On loan from its home in the Assiniboine Park pavilion, the E.H. Shepard oil with its gaudy gold frame was hung in a place of honour at the opening of a Winnie the Pooh museum exhibit touring Japan.
"There were more than 3,000 people there on the first day," said David Loch, the Winnipeg gallery owner who helped buy the painting and attended the opening in Tokyo's opulent Ginza shopping district as a guest. "Two nights ago I talked to the organizer who said 14,000 people went through in a single day," Loch said yesterday.
"It's huge."
The only oil painting of the bear done by Shepard, the illustrator of A.A. Milne's Winnie the Pooh books, will be seen by close to a million people by the time the exhibit ends late next year, Loch predicted. That would give Pooh the type of high Japanese profile currently enjoyed by another literary character with Canadian roots - Anne of Green Gables.

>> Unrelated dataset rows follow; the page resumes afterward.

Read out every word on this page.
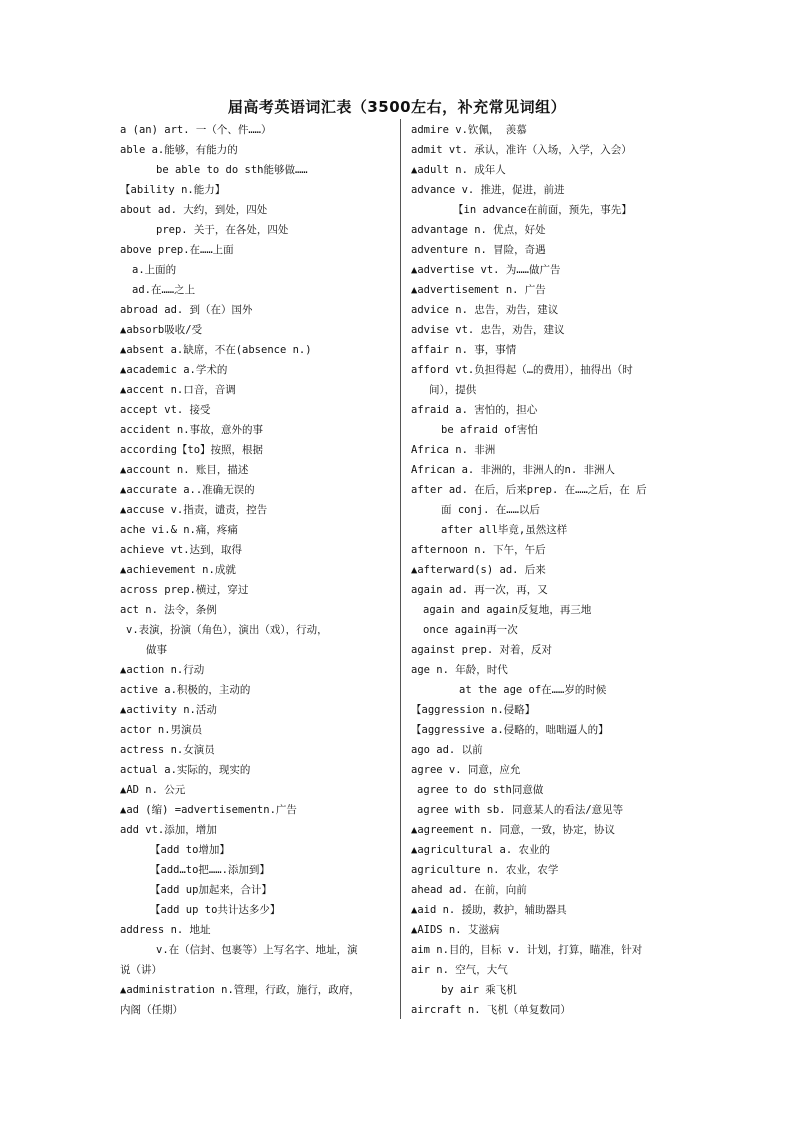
届高考英语词汇表（3500左右，补充常见词组）
a (an) art. 一（个、件……）
able a.能够，有能力的
be able to do sth能够做……
【ability n.能力】
about ad. 大约，到处，四处
prep. 关于，在各处，四处
above prep.在……上面
a.上面的
ad.在……之上
abroad ad. 到（在）国外
▲absorb吸收/受
▲absent a.缺席，不在(absence n.)
▲academic a.学术的
▲accent n.口音，音调
accept vt. 接受
accident n.事故，意外的事
according【to】按照，根据
▲account n. 账目，描述
▲accurate a..准确无误的
▲accuse v.指责，谴责，控告
ache vi.& n.痛，疼痛
achieve vt.达到，取得
▲achievement n.成就
across prep.横过，穿过
act n. 法令，条例
v.表演，扮演（角色），演出（戏），行动，
做事
▲action n.行动
active a.积极的，主动的
▲activity n.活动
actor n.男演员
actress n.女演员
actual a.实际的，现实的
▲AD n. 公元
▲ad (缩) =advertisementn.广告
add vt.添加，增加
【add to增加】
【add…to把…….添加到】
【add up加起来，合计】
【add up to共计达多少】
address n. 地址
v.在（信封、包裹等）上写名字、地址，演
说（讲）
▲administration n.管理，行政，施行，政府，
内阁（任期）
admire v.钦佩， 羡慕
admit vt. 承认，准许（入场，入学，入会）
▲adult n. 成年人
advance v. 推进，促进，前进
【in advance在前面，预先，事先】
advantage n. 优点，好处
adventure n. 冒险，奇遇
▲advertise vt. 为……做广告
▲advertisement n. 广告
advice n. 忠告，劝告，建议
advise vt. 忠告，劝告，建议
affair n. 事，事情
afford vt.负担得起（…的费用），抽得出（时
间），提供
afraid a. 害怕的，担心
be afraid of害怕
Africa n. 非洲
African a. 非洲的，非洲人的n. 非洲人
after ad. 在后，后来prep. 在……之后，在 后
面 conj. 在……以后
after all毕竟,虽然这样
afternoon n. 下午，午后
▲afterward(s) ad. 后来
again ad. 再一次，再，又
again and again反复地，再三地
once again再一次
against prep. 对着，反对
age n. 年龄，时代
at the age of在……岁的时候
【aggression n.侵略】
【aggressive a.侵略的，咄咄逼人的】
ago ad. 以前
agree v. 同意，应允
agree to do sth同意做
agree with sb. 同意某人的看法/意见等
▲agreement n. 同意，一致，协定，协议
▲agricultural a. 农业的
agriculture n. 农业，农学
ahead ad. 在前，向前
▲aid n. 援助，救护，辅助器具
▲AIDS n. 艾滋病
aim n.目的，目标 v. 计划，打算，瞄准，针对
air n. 空气，大气
by air 乘飞机
aircraft n. 飞机（单复数同）
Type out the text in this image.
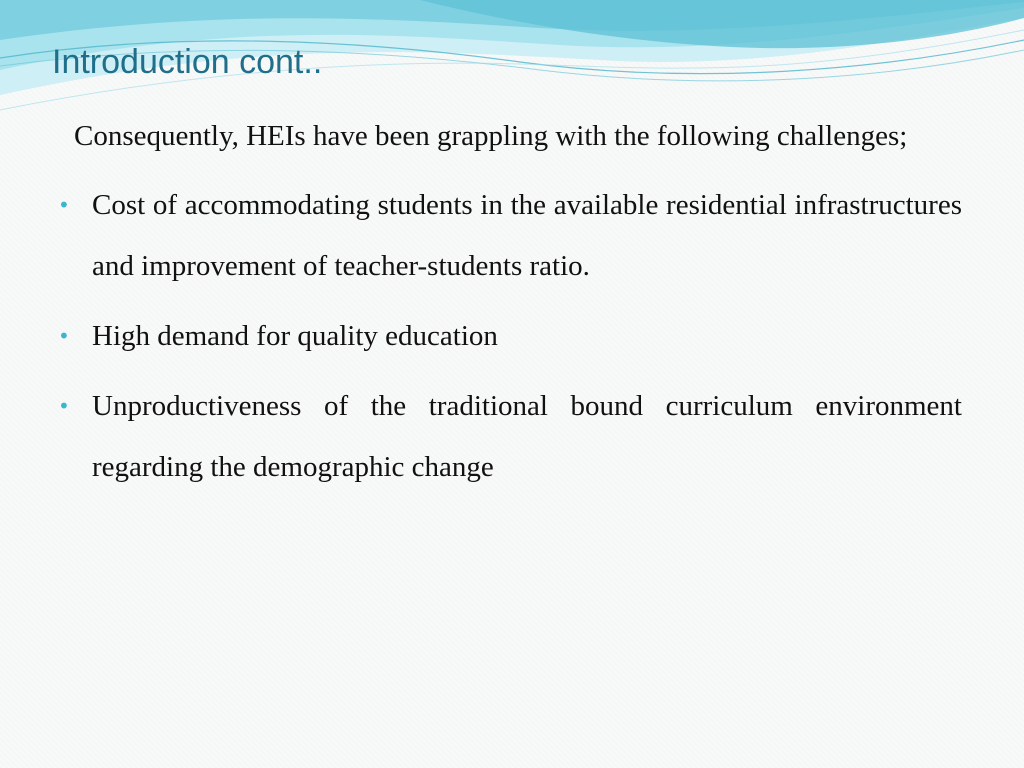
Introduction cont..

Consequently, HEIs have been grappling with the following challenges;

• Cost of accommodating students in the available residential infrastructures and improvement of teacher-students ratio.
• High demand for quality education
• Unproductiveness of the traditional bound curriculum environment regarding the demographic change
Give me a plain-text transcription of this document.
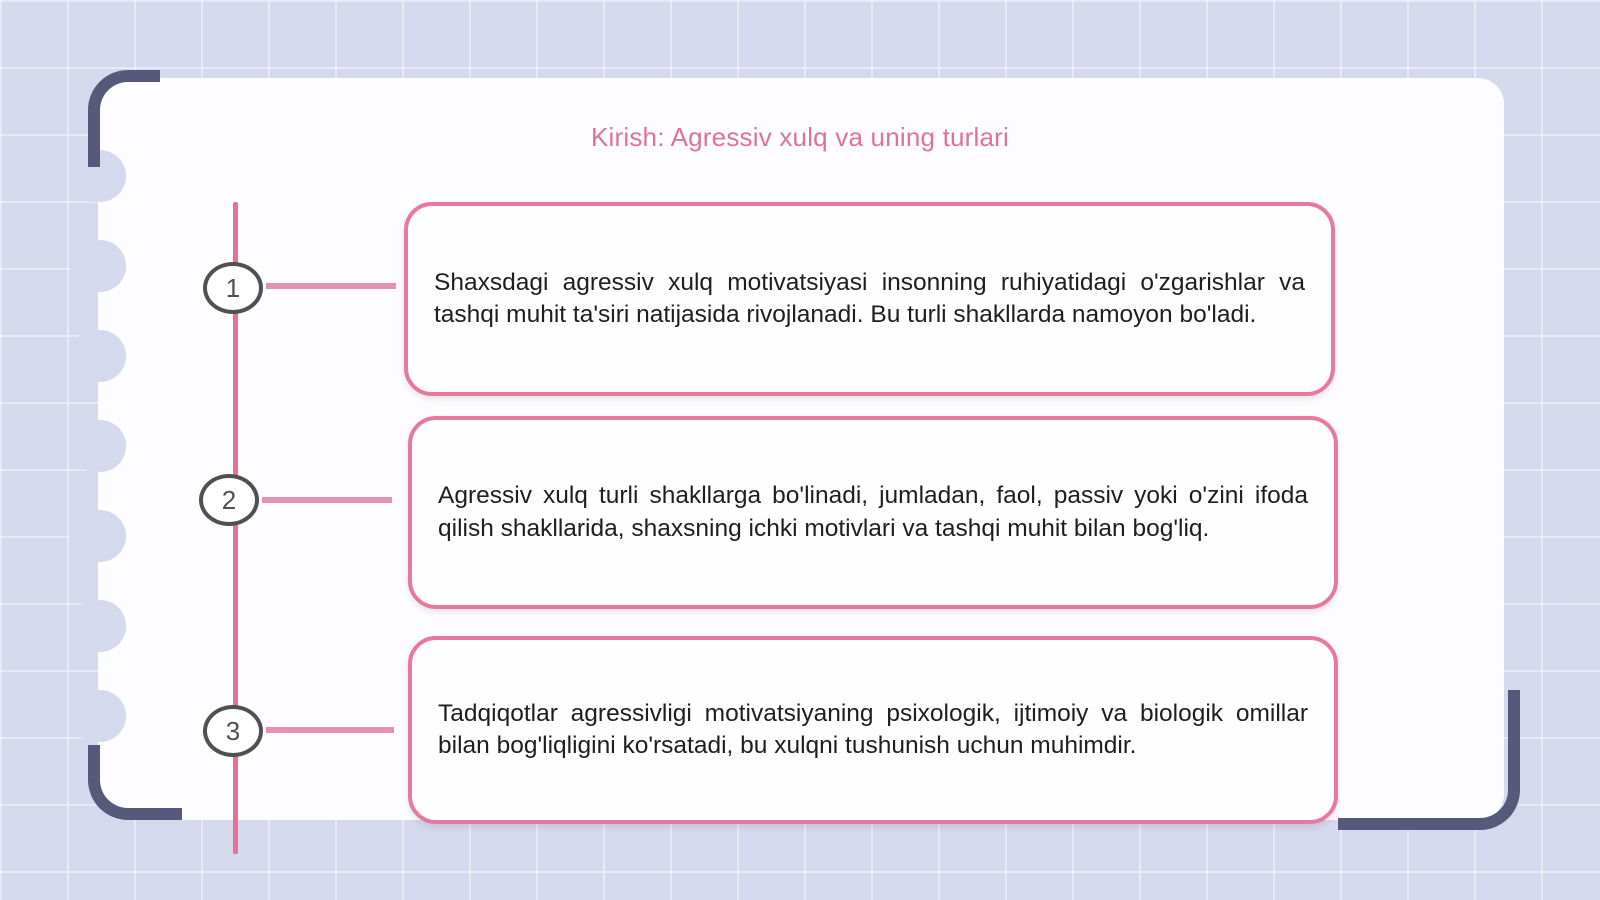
Kirish: Agressiv xulq va uning turlari
1	Shaxsdagi agressiv xulq motivatsiyasi insonning ruhiyatidagi o'zgarishlar va tashqi muhit ta'siri natijasida rivojlanadi. Bu turli shakllarda namoyon bo'ladi.
2	Agressiv xulq turli shakllarga bo'linadi, jumladan, faol, passiv yoki o'zini ifoda qilish shakllarida, shaxsning ichki motivlari va tashqi muhit bilan bog'liq.
3
Tadqiqotlar agressivligi motivatsiyaning psixologik, ijtimoiy va biologik omillar bilan bog'liqligini ko'rsatadi, bu xulqni tushunish uchun muhimdir.
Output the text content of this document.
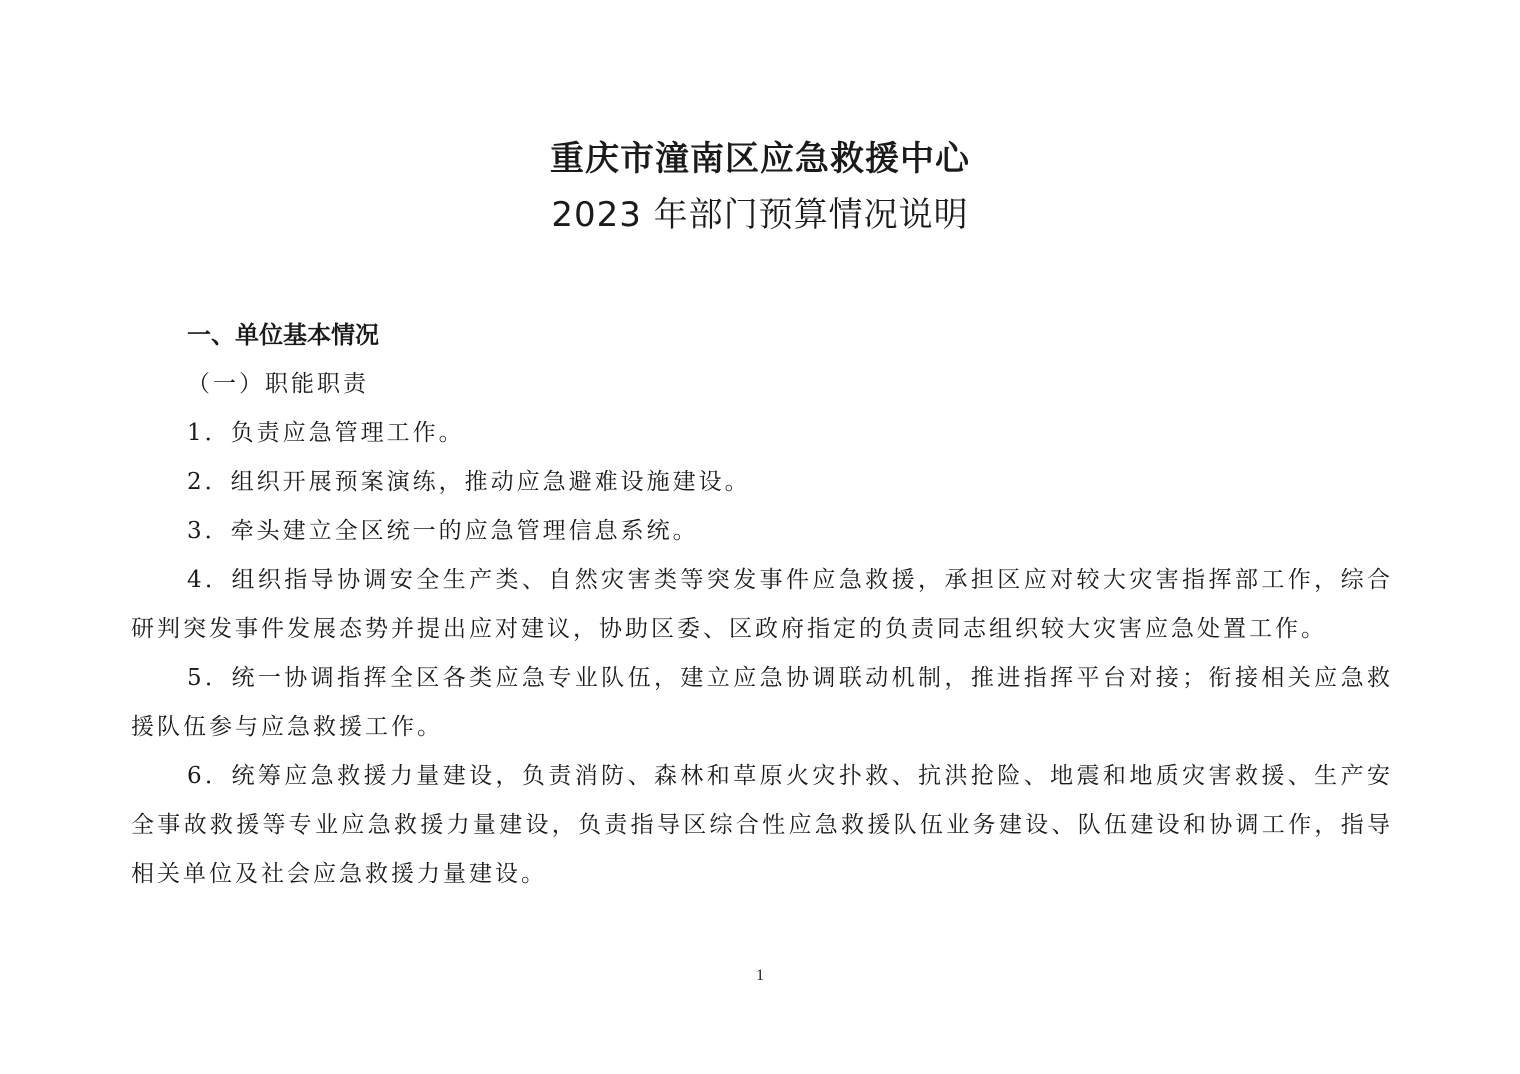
重庆市潼南区应急救援中心
2023 年部门预算情况说明

一、单位基本情况

（一）职能职责

1．负责应急管理工作。

2．组织开展预案演练，推动应急避难设施建设。

3．牵头建立全区统一的应急管理信息系统。

4．组织指导协调安全生产类、自然灾害类等突发事件应急救援，承担区应对较大灾害指挥部工作，综合研判突发事件发展态势并提出应对建议，协助区委、区政府指定的负责同志组织较大灾害应急处置工作。

5．统一协调指挥全区各类应急专业队伍，建立应急协调联动机制，推进指挥平台对接；衔接相关应急救援队伍参与应急救援工作。

6．统筹应急救援力量建设，负责消防、森林和草原火灾扑救、抗洪抢险、地震和地质灾害救援、生产安全事故救援等专业应急救援力量建设，负责指导区综合性应急救援队伍业务建设、队伍建设和协调工作，指导相关单位及社会应急救援力量建设。

1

The Pooh painting is the cornerstone of plans to build a permanent Pooh museum at Assiniboine Park. It was lent to the Japanese exhibit to help promote the city and the Poohseum proposal. "We're getting this message out ahead of time," Loch said after returning to Winnipeg from Japan.
"They're now thinking, after two years in Japan, of taking the exhibition to Britain, U.S. and Canada," he said yesterday. The exhibit will tour 21 centres in Japan and includes Briton Ann Thwaite's personal collection of A.A. Milne photos, items from the Victoria and Albert Museum and the Shepard Archive at the University of Surrey in Guildford, England.
The organizers of the exhibit - Noriko Ishikawa and Hairoyuki Nakamura learned about Winnipeg's Pooh connection while gathering material in the U.K. They flew to Winnipeg to arrange to borrow the painting for the April 24 opening of the exhibit in Tokyo. The attendance surpassed their expectations and now they aim to take it on the road, said Loch. The idea is to time the Canadian leg of the tour with the opening of the Winnipeg Poohseum, he said.
Loch is a volunteer member of Partners in the Park, the non-profit board that oversees the home of the Pooh portrait at the Pavilion Gallery Museum, the Lyric Theatre bandshell which hosts International Pooh Friendship Day, and the Leo Mol Sculpture Garden.
The Shepard painting - which fetched $285,000 at auction - is the focal point for the Partners' vision of a $6-million Poohseum that will including a Hundred Acre Wood playground. The Partners are working with the three levels of government and hope to release more details about the project this fall, Loch said.
The throngs of tourists already visiting Banff National Park and Anne of Green Gables attractions on Prince Edward Island will make the pilgrimage to see a shrine at the home of Winnie the Pooh, he said. Build it and they - the Pooh-passionate Japanese - will come, said Loch.
"Even though you couldn't speak the language, this transcended the language," he said. "It's huge in Japan."
The crowds, the joy and the merchandise outside the exhibit were overwhelming.
"There was Canadian honey, chesterfields with Pooh's image, pillows and towels - anything you can think of." Were people buying? "The lineup to the till was 70 feet long," he said. "It was all the staff could do to keep stocking the shelves." Loch said Thwaite, who attended the exhibit's opening in Tokyo, was fascinated by the story of Winnipeg's connection to Pooh.
Lt. Harry Colebourn of the Fort Garry Horse regiment adopted an orphaned black bear in White River, Ont., on his way to Europe during the First World War. In London, he gave the bear named after his hometown, Winnipeg, to the London Zoo, where it captured the imagination of Christopher Robin Milne, and his father, A.A. Milne, whose stories about Pooh and the Hundred Acre Wood have charmed readers around the world.
Thwaite is trying to decide what to do with her collection, and is considering Winnipeg's Poohseum as the permanent home, Loch said. "She loved the story and she has the body of work on A.A. Milne."
The painting will return home to Winnipeg in time for Pooh Friendship Day Aug. 17 at Assiniboine Park at the Lyric Theatre stage, where Loch envisions a year-round tourist attraction that will put Winnipeg in the international tourism map. "If we miss this opportunity, we'll miss the biggest opportunity we'll ever have to turn this city around."